Before the meeting, Caltrans had shared a data dump with Commonsense 101, providing detailed accident reports on 17 collisions that had taken place in the area in recent years. Commonsense 101 hired its own traffic engineer to comb through the accident data and concluded that there were absolutely no accidents at all by the Sheffield off-ramp, that there were no northbound accidents by Cabrillo, and that many of the accidents that took place by southbound drivers had nothing to do with the fact that the off-ramp was on the left side of the road rather than the right.

According to Schneider, Carbajal, and Santa Barbara’s Community Development Director Paul Casey — who also attended the meeting — Gubbins showed up with a large team of Caltrans employees, but none of them were prepared to address the specifics of what the Common Sense 101 team had found. They were there, they said, only to listen. Schneider objected that this was not what had been agreed to at the meeting she’d had with Dougherty in Sacramento this summer. Carbajal was more emphatic, expressing serious concern that Caltrans had approached the exchange as a “perfunctory, check off the box” gesture.

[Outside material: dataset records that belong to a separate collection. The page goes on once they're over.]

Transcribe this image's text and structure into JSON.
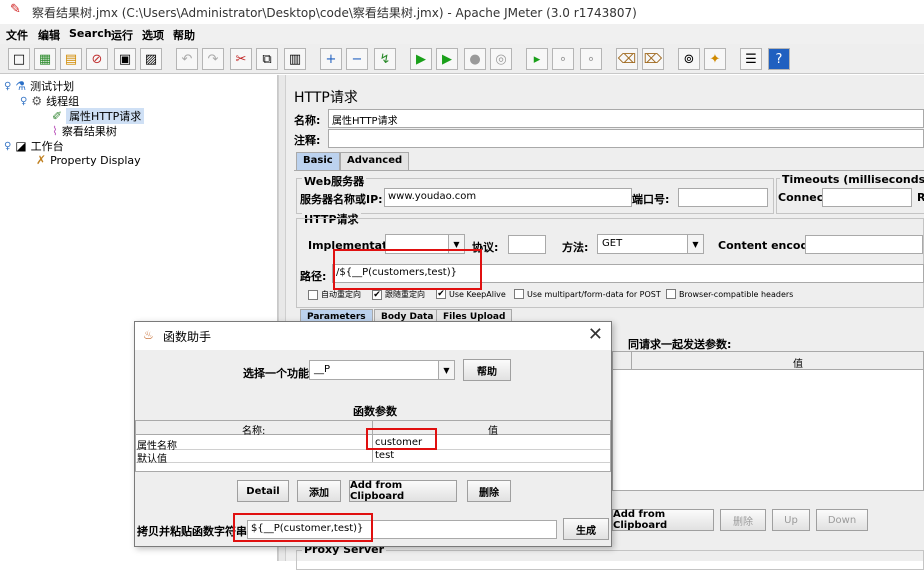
{
  "window": {
    "title": "察看结果树.jmx (C:\\Users\\Administrator\\Desktop\\code\\察看结果树.jmx) - Apache JMeter (3.0 r1743807)"
  },
  "menu": {
    "items": [
      "文件",
      "编辑",
      "Search",
      "运行",
      "选项",
      "帮助"
    ]
  },
  "toolbar": {
    "icons": [
      "new-icon",
      "templates-icon",
      "open-icon",
      "close-icon",
      "save-icon",
      "save-as-icon",
      "undo-icon",
      "redo-icon",
      "cut-icon",
      "copy-icon",
      "paste-icon",
      "expand-icon",
      "collapse-icon",
      "toggle-icon",
      "start-icon",
      "start-no-pause-icon",
      "stop-icon",
      "shutdown-icon",
      "remote-start-icon",
      "remote-stop-icon",
      "remote-shutdown-icon",
      "clear-icon",
      "clear-all-icon",
      "search-icon",
      "reset-search-icon",
      "function-helper-icon",
      "help-icon"
    ]
  },
  "tree": {
    "test_plan": "测试计划",
    "thread_group": "线程组",
    "http_request": "属性HTTP请求",
    "result_tree": "察看结果树",
    "workbench": "工作台",
    "property_display": "Property Display"
  },
  "http_panel": {
    "heading": "HTTP请求",
    "name_label": "名称:",
    "name_value": "属性HTTP请求",
    "comment_label": "注释:",
    "tabs": [
      "Basic",
      "Advanced"
    ],
    "web_server_label": "Web服务器",
    "server_label": "服务器名称或IP:",
    "server_value": "www.youdao.com",
    "port_label": "端口号:",
    "timeouts_label": "Timeouts (milliseconds)",
    "connect_label": "Connect:",
    "response_label_cut": "R",
    "http_request_label": "HTTP请求",
    "implementation_label": "Implementation:",
    "protocol_label": "协议:",
    "method_label": "方法:",
    "method_value": "GET",
    "encoding_label": "Content encoding:",
    "path_label": "路径:",
    "path_value": "/${__P(customers,test)}",
    "checkboxes": [
      {
        "label": "自动重定向",
        "checked": false
      },
      {
        "label": "跟随重定向",
        "checked": true
      },
      {
        "label": "Use KeepAlive",
        "checked": true
      },
      {
        "label": "Use multipart/form-data for POST",
        "checked": false
      },
      {
        "label": "Browser-compatible headers",
        "checked": false
      }
    ],
    "param_tabs": [
      "Parameters",
      "Body Data",
      "Files Upload"
    ],
    "send_params_label": "同请求一起发送参数:",
    "value_col": "值",
    "bottom_buttons": [
      "Add from Clipboard",
      "删除",
      "Up",
      "Down"
    ],
    "proxy_label": "Proxy Server"
  },
  "dialog": {
    "title": "函数助手",
    "choose_label": "选择一个功能",
    "function_value": "__P",
    "help_button": "帮助",
    "params_heading": "函数参数",
    "col_name": "名称:",
    "col_value": "值",
    "rows": [
      {
        "name": "属性名称",
        "value": "customer"
      },
      {
        "name": "默认值",
        "value": "test"
      }
    ],
    "buttons": [
      "Detail",
      "添加",
      "Add from Clipboard",
      "删除"
    ],
    "copy_label": "拷贝并粘贴函数字符串",
    "copy_value": "${__P(customer,test)}",
    "generate_button": "生成"
  },
  "colors": {
    "highlight": "#e01010",
    "selection": "#cfe0f5",
    "active_tab": "#bcd2ee"
  }
}
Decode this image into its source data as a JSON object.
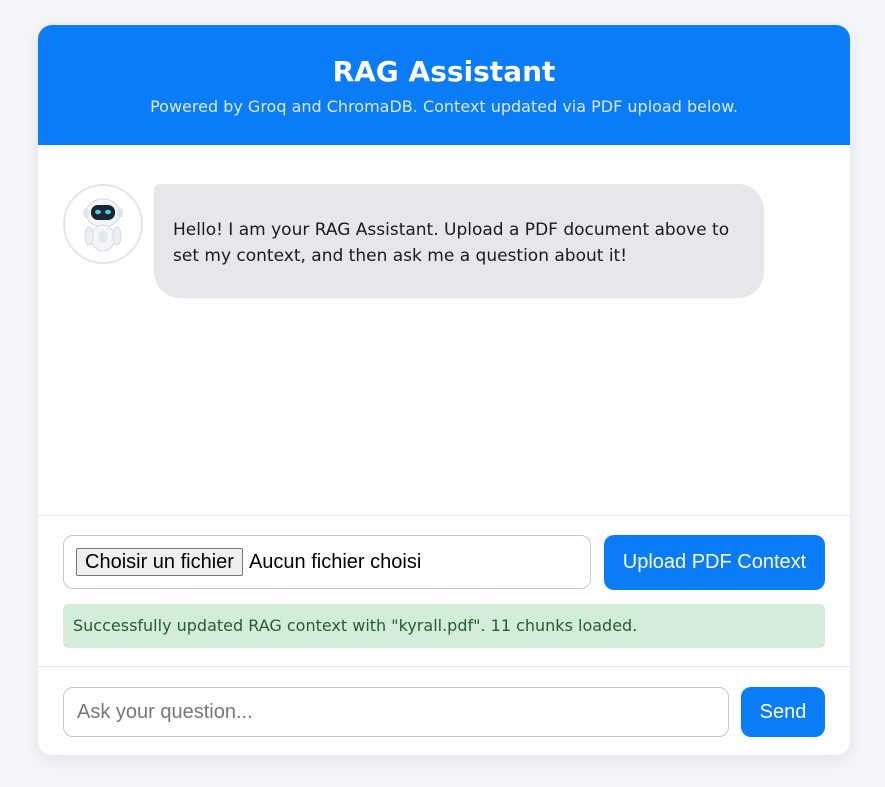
{
  "header": {
    "title": "RAG Assistant",
    "subtitle": "Powered by Groq and ChromaDB. Context updated via PDF upload below."
  },
  "chat": {
    "messages": [
      {
        "role": "assistant",
        "avatar": "robot-icon",
        "text": "Hello! I am your RAG Assistant. Upload a PDF document above to set my context, and then ask me a question about it!"
      }
    ]
  },
  "upload": {
    "file_button_label": "Choisir un fichier",
    "file_status": "Aucun fichier choisi",
    "upload_button_label": "Upload PDF Context",
    "status_message": "Successfully updated RAG context with \"kyrall.pdf\". 11 chunks loaded."
  },
  "question": {
    "placeholder": "Ask your question...",
    "value": "",
    "send_label": "Send"
  },
  "colors": {
    "accent": "#0a7cf7",
    "bubble_bg": "#e6e6eb",
    "success_bg": "#d4edda",
    "success_text": "#1f5f2f",
    "page_bg": "#f4f5f9"
  }
}
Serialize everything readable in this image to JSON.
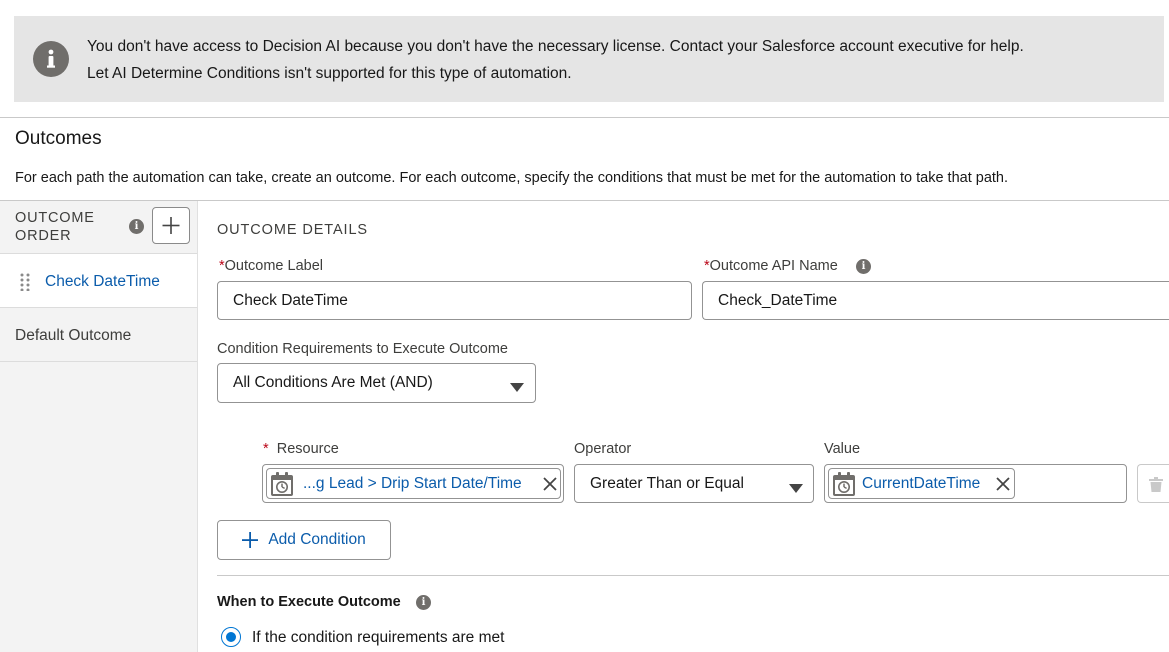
{
  "banner": {
    "icon": "info-icon",
    "line1": "You don't have access to Decision AI because you don't have the necessary license. Contact your Salesforce account executive for help.",
    "line2": "Let AI Determine Conditions isn't supported for this type of automation."
  },
  "outcomes": {
    "title": "Outcomes",
    "description": "For each path the automation can take, create an outcome. For each outcome, specify the conditions that must be met for the automation to take that path."
  },
  "sidebar": {
    "order_heading_line1": "OUTCOME",
    "order_heading_line2": "ORDER",
    "info_glyph": "i",
    "items": [
      {
        "label": "Check DateTime",
        "selected": true
      },
      {
        "label": "Default Outcome",
        "selected": false
      }
    ]
  },
  "details": {
    "heading": "OUTCOME DETAILS",
    "required_marker": "*",
    "info_glyph": "i",
    "label_field": {
      "label": "Outcome Label",
      "value": "Check DateTime"
    },
    "api_field": {
      "label": "Outcome API Name",
      "value": "Check_DateTime"
    },
    "requirements": {
      "label": "Condition Requirements to Execute Outcome",
      "value": "All Conditions Are Met (AND)"
    },
    "condition": {
      "resource_label": "Resource",
      "resource_value": "...g Lead > Drip Start Date/Time",
      "operator_label": "Operator",
      "operator_value": "Greater Than or Equal",
      "value_label": "Value",
      "value_value": "CurrentDateTime"
    },
    "add_condition": "Add Condition",
    "when_label": "When to Execute Outcome",
    "when_option": "If the condition requirements are met"
  },
  "colors": {
    "accent": "#0176d3",
    "link": "#0b5cab",
    "banner_bg": "#e5e5e5",
    "required": "#ba0517"
  }
}
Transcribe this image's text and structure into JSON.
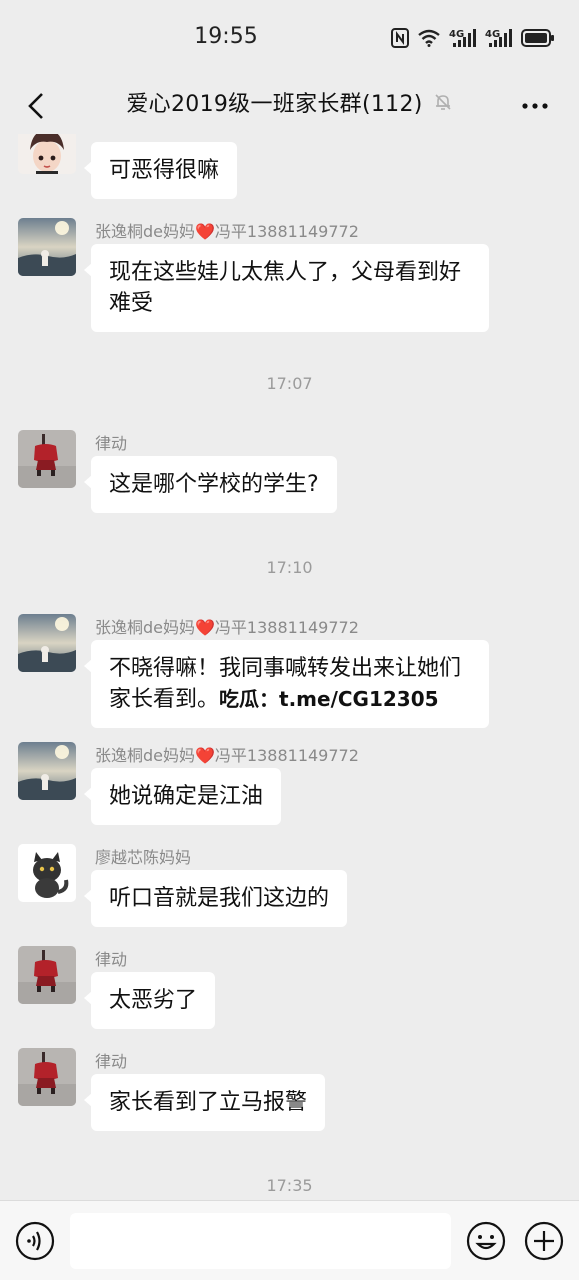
{
  "status_bar": {
    "time": "19:55",
    "icons": [
      "nfc-icon",
      "wifi-icon",
      "signal-4g-icon",
      "signal-4g-icon",
      "battery-icon"
    ],
    "network_label": "4G"
  },
  "header": {
    "title": "爱心2019级一班家长群(112)",
    "back_icon": "chevron-left-icon",
    "mute_icon": "bell-off-icon",
    "more_icon": "more-dots-icon"
  },
  "messages": [
    {
      "type": "message",
      "sender": "",
      "text": "可恶得很嘛",
      "avatar": "avatar-girl"
    },
    {
      "type": "message",
      "sender": "张逸桐de妈妈❤️冯平13881149772",
      "text": "现在这些娃儿太焦人了，父母看到好难受",
      "avatar": "avatar-sky"
    },
    {
      "type": "time",
      "text": "17:07"
    },
    {
      "type": "message",
      "sender": "律动",
      "text": "这是哪个学校的学生?",
      "avatar": "avatar-red"
    },
    {
      "type": "time",
      "text": "17:10"
    },
    {
      "type": "message",
      "sender": "张逸桐de妈妈❤️冯平13881149772",
      "text": "不晓得嘛！我同事喊转发出来让她们家长看到。",
      "text_bold": "吃瓜：t.me/CG12305",
      "avatar": "avatar-sky"
    },
    {
      "type": "message",
      "sender": "张逸桐de妈妈❤️冯平13881149772",
      "text": "她说确定是江油",
      "avatar": "avatar-sky"
    },
    {
      "type": "message",
      "sender": "廖越芯陈妈妈",
      "text": "听口音就是我们这边的",
      "avatar": "avatar-cat"
    },
    {
      "type": "message",
      "sender": "律动",
      "text": "太恶劣了",
      "avatar": "avatar-red"
    },
    {
      "type": "message",
      "sender": "律动",
      "text": "家长看到了立马报警",
      "avatar": "avatar-red"
    },
    {
      "type": "time",
      "text": "17:35"
    }
  ],
  "input_bar": {
    "placeholder": "",
    "voice_icon": "voice-icon",
    "emoji_icon": "emoji-icon",
    "plus_icon": "plus-icon"
  },
  "colors": {
    "background": "#ededed",
    "bubble": "#ffffff",
    "heart": "#e0232a"
  }
}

That was bad enough, but it reportedly got much worse when a Caltrans engineer stated that the 17 collision reports were not the only basis for Caltrans’s conclusion that the Montecito off-ramps were unsafe. They had other information, he said. This infuriated the representatives of Common Sense 101, who demanded why they hadn’t been given that information as well. Prior to the meeting, they’d sought any and all info relating to the safety profile of these intersections.

The $500 million question is, of course, what’s next? If Gubbins proceeds in the next few weeks to certify the environmental report — as rumors indicate he might — will the City of Santa Barbara file a lawsuit to challenge the adequacy of the report? “That’s a serious possibility,” said Schneider. “That’s something we’ll have to give serious thought to.” That, in turn, would further delay the freeway-widening project. It could be that Caltrans has assumed all along that its environmental report would be challenged — if not by City Hall, then by Common Sense 101. If so, the reasoning holds, why waste time trying to appease critics by making concessions that won’t prevent the challenge anyway?

One of the more curious details of the meeting was the presence of Santa Barbara City Councilmember Dale Francisco. Francisco, a socially conservative Republican with serious preservationist chops, said nothing while there, but he’s just formed a committee to explore running for Congress in 2014. Common Sense 101 activists had not been shy about spending money in the recent City Council race and generously backed Lesley Wiscomb, who was strongly backed by Francisco. Wiscomb lost. The campaign consultant hired by Common Sense 101 is Jeremy Lindaman, who has been a longtime advisor to Schneider and to Councilmember Bendy White. Also extremely interested in running for Congress is Salud Carbajal — a Democrat — though not as long as incumbent Lois Capps is running.

Tim Gubbins of Caltrans was not available for comment by deadline; hence the Caltrans perspective on how the meeting transpired is utterly absent from this post.